A description of ‘Australian Lyme disease’ epidemiology and impact: an analysis of submissions to an Australian senate inquiry

Background Many Australian patients are diagnosed and treated for the scientifically and politically controversial diagnosis of an endemic form of ‘Australian Lyme Disease’. Patient advocacy led Senator John Madigan to propose an Australian Senate Inquiry into this illness. Aim To describe the symptomology and outcomes of patients diagnosed and treated with Lyme disease in Australia. Methods All public, first‐person submissions ( n = 698) to the inquiry were reviewed and responses analysed for epidemiology, symptoms and impact against structured criteria. Results The most common symptoms described were fatigue (62.6%), disordered thinking (51.9%) and sensory disturbance (46.1%). Respondents reported experiencing symptoms for a median of 10 years and spent a median of $30 000 on diagnosis and treatment.
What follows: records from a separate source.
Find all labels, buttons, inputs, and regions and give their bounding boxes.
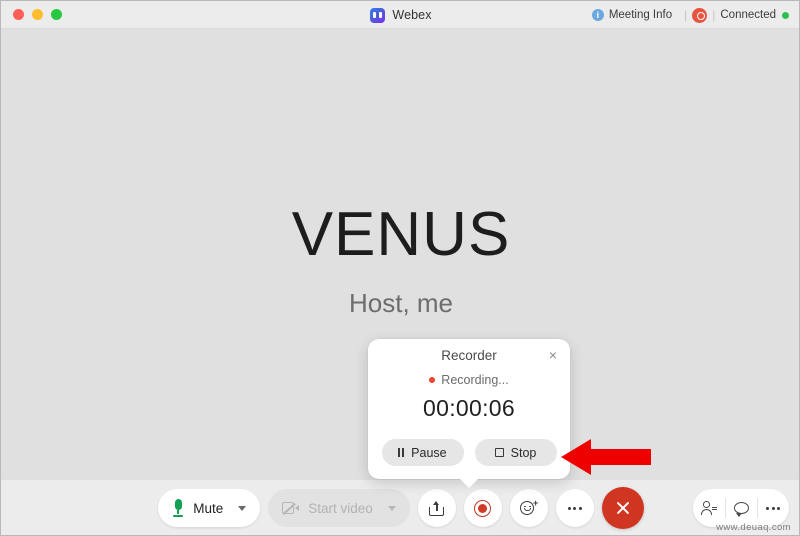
stop-label: Stop: [510, 445, 537, 460]
more-panels-icon: [765, 506, 781, 510]
meeting-control-bar: Mute Start video +: [1, 479, 799, 535]
meeting-info-label: Meeting Info: [608, 9, 673, 21]
stop-button[interactable]: Stop: [474, 439, 557, 466]
meeting-info-button[interactable]: i Meeting Info: [585, 7, 679, 23]
share-screen-icon: [429, 501, 445, 516]
reactions-button[interactable]: +: [509, 489, 548, 527]
end-meeting-button[interactable]: [601, 487, 644, 529]
connected-label: Connected: [720, 9, 776, 21]
connection-status-dot: [782, 11, 789, 19]
recording-timer: 00:00:06: [423, 395, 515, 421]
recording-status-label: Recording...: [441, 373, 509, 387]
start-video-label: Start video: [308, 500, 373, 516]
pause-label: Pause: [411, 445, 447, 460]
pause-icon: [398, 448, 405, 457]
mute-button[interactable]: Mute: [158, 489, 261, 527]
chat-icon: [733, 501, 749, 517]
start-video-button[interactable]: Start video: [268, 489, 410, 527]
recording-dot-icon: [429, 377, 436, 383]
chevron-down-icon[interactable]: [387, 505, 396, 511]
record-button[interactable]: [463, 489, 502, 527]
more-options-icon: [567, 506, 582, 510]
recorder-popover: Recorder × Recording... 00:00:06 Pause S…: [368, 339, 570, 488]
close-window-button[interactable]: [13, 9, 24, 20]
info-icon: i: [591, 9, 604, 21]
minimize-window-button[interactable]: [32, 9, 43, 20]
titlebar-separator-2: |: [712, 8, 716, 22]
connection-status[interactable]: Connected: [720, 9, 791, 21]
microphone-icon: [172, 499, 184, 517]
stop-icon: [494, 448, 504, 457]
participant-name: VENUS: [291, 200, 511, 269]
chevron-down-icon[interactable]: [238, 505, 247, 511]
title-bar: Webex i Meeting Info | | Connected: [1, 1, 799, 29]
pause-button[interactable]: Pause: [381, 439, 464, 466]
recorder-header: Recorder ×: [368, 339, 570, 371]
popover-tail: [459, 478, 479, 488]
webex-meeting-window: Webex i Meeting Info | | Connected VENUS…: [0, 0, 800, 536]
more-options-button[interactable]: [555, 489, 594, 527]
titlebar-right-group: i Meeting Info | | Connected: [585, 1, 791, 29]
webex-logo-icon: [370, 7, 386, 23]
participants-icon: [700, 501, 717, 516]
close-icon[interactable]: ×: [545, 347, 561, 363]
recording-indicator-icon[interactable]: [692, 7, 708, 23]
reactions-icon: +: [520, 498, 538, 517]
annotation-arrow-icon: [561, 439, 651, 475]
share-content-button[interactable]: [417, 489, 456, 527]
participant-role: Host, me: [348, 288, 454, 318]
camera-off-icon: [282, 502, 299, 515]
titlebar-separator-1: |: [684, 8, 688, 22]
mute-label: Mute: [193, 500, 224, 516]
window-controls: [13, 9, 62, 20]
end-meeting-icon: [615, 500, 631, 516]
maximize-window-button[interactable]: [51, 9, 62, 20]
primary-controls: Mute Start video +: [1, 480, 799, 535]
watermark: www.deuaq.com: [716, 522, 791, 533]
recorder-actions: Pause Stop: [368, 439, 570, 466]
recording-status: Recording...: [368, 373, 570, 387]
recorder-title: Recorder: [441, 347, 497, 363]
window-title: Webex: [392, 8, 432, 22]
record-icon: [474, 499, 492, 517]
Almost 10% of respondents self‐diagnosed after being exposed to a media report of Australian Lyme disease. Conclusions Patients diagnosed with Lyme disease in Australia display a symptomology similar to ‘medically unexplained physical symptoms’ syndromes, experience social and financial harms, and are at risk of nosocomial harms. Negative medical interactions and the media may contribute to patients seeking alternative and potentially non‐evidence‐based diagnoses and treatments.